When he was hired to manage the preserve in 1974, his chief job was to keep out trespassers, many of them fellow free spirits, who crept through fences to climb up to Westcave, a small, lush creek-cut canyon that formed 100,000 years ago when a massive limestone cave collapsed.
“You’re stealing land from God,” the trespassers would shout at him as they left behind trash, smashed stalactites and carved trails around the creek, which is crowded with cypress trees and ferns and spills into a grotto pool.
“God told me you weren’t taking good care of it,” he’d tell them.
His great joy was teaching kids, said Dan Chapman, a long-time friend and chief park ranger for Travis County.
“He had a great honesty and sincerity about nature, about Earth, and about everything that lived on it,” Chapman said.
Ahrns had been raised as a sort of suburban naturalist.
From their backyard near Dallas’ Love Field airport, he and his sister could count airplanes as they flew in, he told the American-Statesman for a profile in 2010, when he retired.
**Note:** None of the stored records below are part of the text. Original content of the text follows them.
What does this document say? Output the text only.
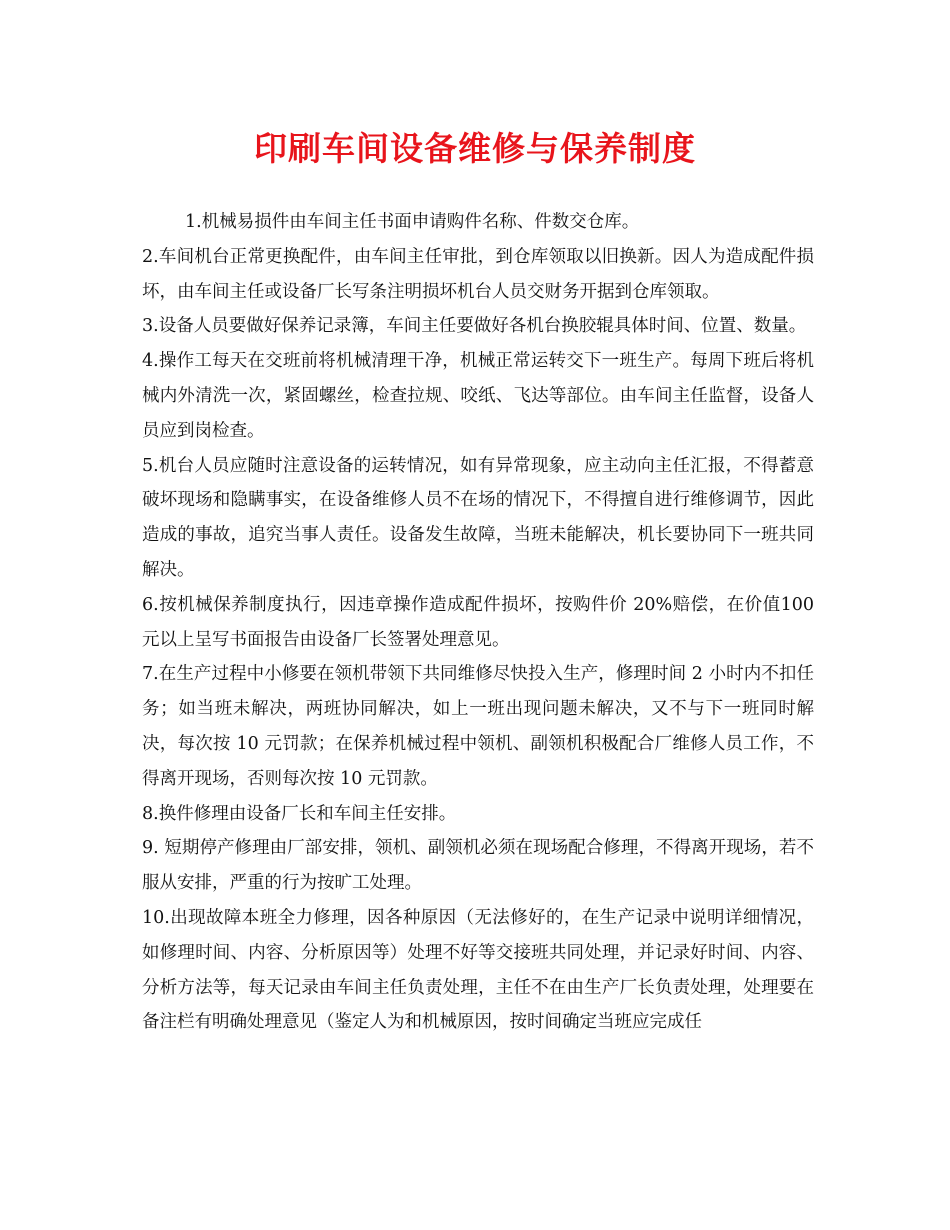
印刷车间设备维修与保养制度

1.机械易损件由车间主任书面申请购件名称、件数交仓库。

2.车间机台正常更换配件，由车间主任审批，到仓库领取以旧换新。因人为造成配件损坏，由车间主任或设备厂长写条注明损坏机台人员交财务开据到仓库领取。

3.设备人员要做好保养记录簿，车间主任要做好各机台换胶辊具体时间、位置、数量。

4.操作工每天在交班前将机械清理干净，机械正常运转交下一班生产。每周下班后将机械内外清洗一次，紧固螺丝，检查拉规、咬纸、飞达等部位。由车间主任监督，设备人员应到岗检查。

5.机台人员应随时注意设备的运转情况，如有异常现象，应主动向主任汇报，不得蓄意破坏现场和隐瞒事实，在设备维修人员不在场的情况下，不得擅自进行维修调节，因此造成的事故，追究当事人责任。设备发生故障，当班未能解决，机长要协同下一班共同解决。

6.按机械保养制度执行，因违章操作造成配件损坏，按购件价 20%赔偿，在价值100元以上呈写书面报告由设备厂长签署处理意见。

7.在生产过程中小修要在领机带领下共同维修尽快投入生产，修理时间 2 小时内不扣任务；如当班未解决，两班协同解决，如上一班出现问题未解决，又不与下一班同时解决，每次按 10 元罚款；在保养机械过程中领机、副领机积极配合厂维修人员工作，不得离开现场，否则每次按 10 元罚款。

8.换件修理由设备厂长和车间主任安排。

9. 短期停产修理由厂部安排，领机、副领机必须在现场配合修理，不得离开现场，若不服从安排，严重的行为按旷工处理。

10.出现故障本班全力修理，因各种原因（无法修好的，在生产记录中说明详细情况，如修理时间、内容、分析原因等）处理不好等交接班共同处理，并记录好时间、内容、分析方法等，每天记录由车间主任负责处理，主任不在由生产厂长负责处理，处理要在备注栏有明确处理意见（鉴定人为和机械原因，按时间确定当班应完成任
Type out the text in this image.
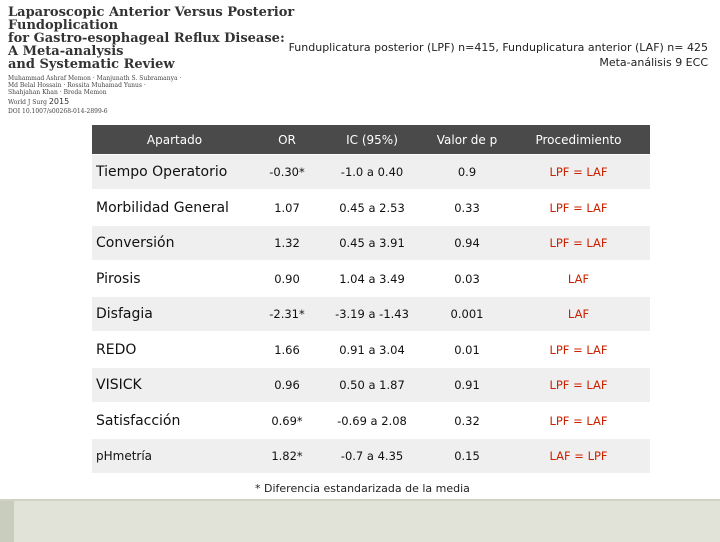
Laparoscopic Anterior Versus Posterior Fundoplication
for Gastro-esophageal Reflux Disease: A Meta-analysis
and Systematic Review
Muhammad Ashraf Memon · Manjunath S. Subramanya ·
Md Belal Hossain · Rossita Muhamad Yunus ·
Shahjahan Khan · Breda Memon
World J Surg 2015
DOI 10.1007/s00268-014-2899-6
Funduplicatura posterior (LPF) n=415, Funduplicatura anterior (LAF) n= 425
Meta-análisis 9 ECC
Apartado	OR	IC (95%)	Valor de p	Procedimiento
Tiempo Operatorio	-0.30*	-1.0 a 0.40	0.9	LPF = LAF
Morbilidad General	1.07	0.45 a 2.53	0.33	LPF = LAF
Conversión	1.32	0.45 a 3.91	0.94	LPF = LAF
Pirosis	0.90	1.04 a 3.49	0.03	LAF
Disfagia	-2.31*	-3.19 a -1.43	0.001	LAF
REDO	1.66	0.91 a 3.04	0.01	LPF = LAF
VISICK	0.96	0.50 a 1.87	0.91	LPF = LAF
Satisfacción	0.69*	-0.69 a 2.08	0.32	LPF = LAF
pHmetría	1.82*	-0.7 a 4.35	0.15	LAF = LPF
* Diferencia estandarizada de la media
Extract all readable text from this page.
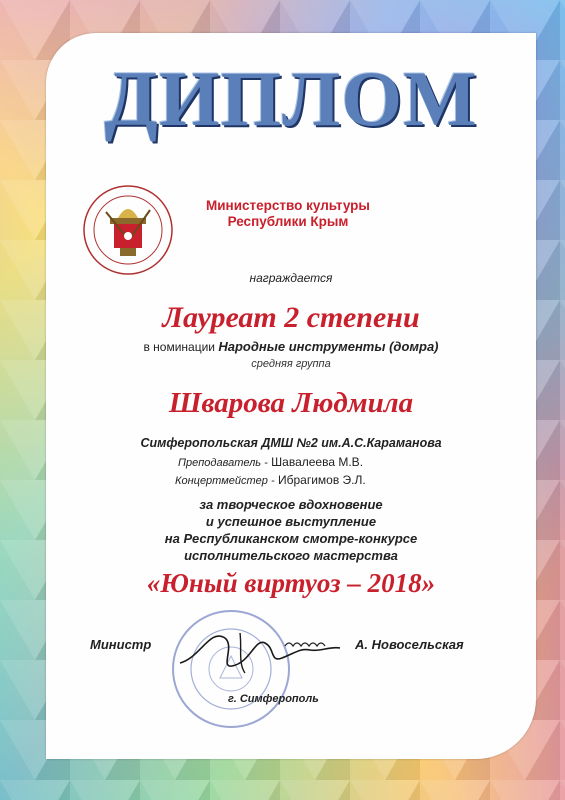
ДИПЛОМ
Министерство культуры
Республики Крым
награждается
Лауреат 2 степени
в номинации Народные инструменты (домра)
средняя группа
Шварова Людмила
Симферопольская ДМШ №2 им.А.С.Караманова
Преподаватель - Шавалеева М.В.
Концертмейстер - Ибрагимов Э.Л.
за творческое вдохновение
и успешное выступление
на Республиканском смотре-конкурсе
исполнительского мастерства
«Юный виртуоз – 2018»
Министр	А. Новосельская
г. Симферополь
Summers were spent camping with their mother, a teacher.
He came to Austin for the Westcave job, finding time to attend St. Edward’s University and take the odd part-time work with the National Park Service and conservation groups.
Westcave is now run by a nonprofit that leases much of the land at $1 a year from the owner, the Lower Colorado River Authority. (Weekend guided canyon tours are open to the public, for a fee. Weekday guided tours, by reservation only, are open to organized groups and schoolchildren.)
Anybody who came on his territory, which he was the captain of, he listened, learning from authorities on butterflies, or lizards, or snakes or rocks,” John Covert Watson, one of the original benefactors of the preserve, told the Statesman in 2010.
“The trick is to educate, not indoctrinate,” Ahrns once said of the way he passes his appreciation for the outdoors down to schoolchildren.
Ahrns is survived by his wife Brenda; his son Jeff; his daughter Amber, who is now the land manager at Westcave; a sister; and numerous grandchildren.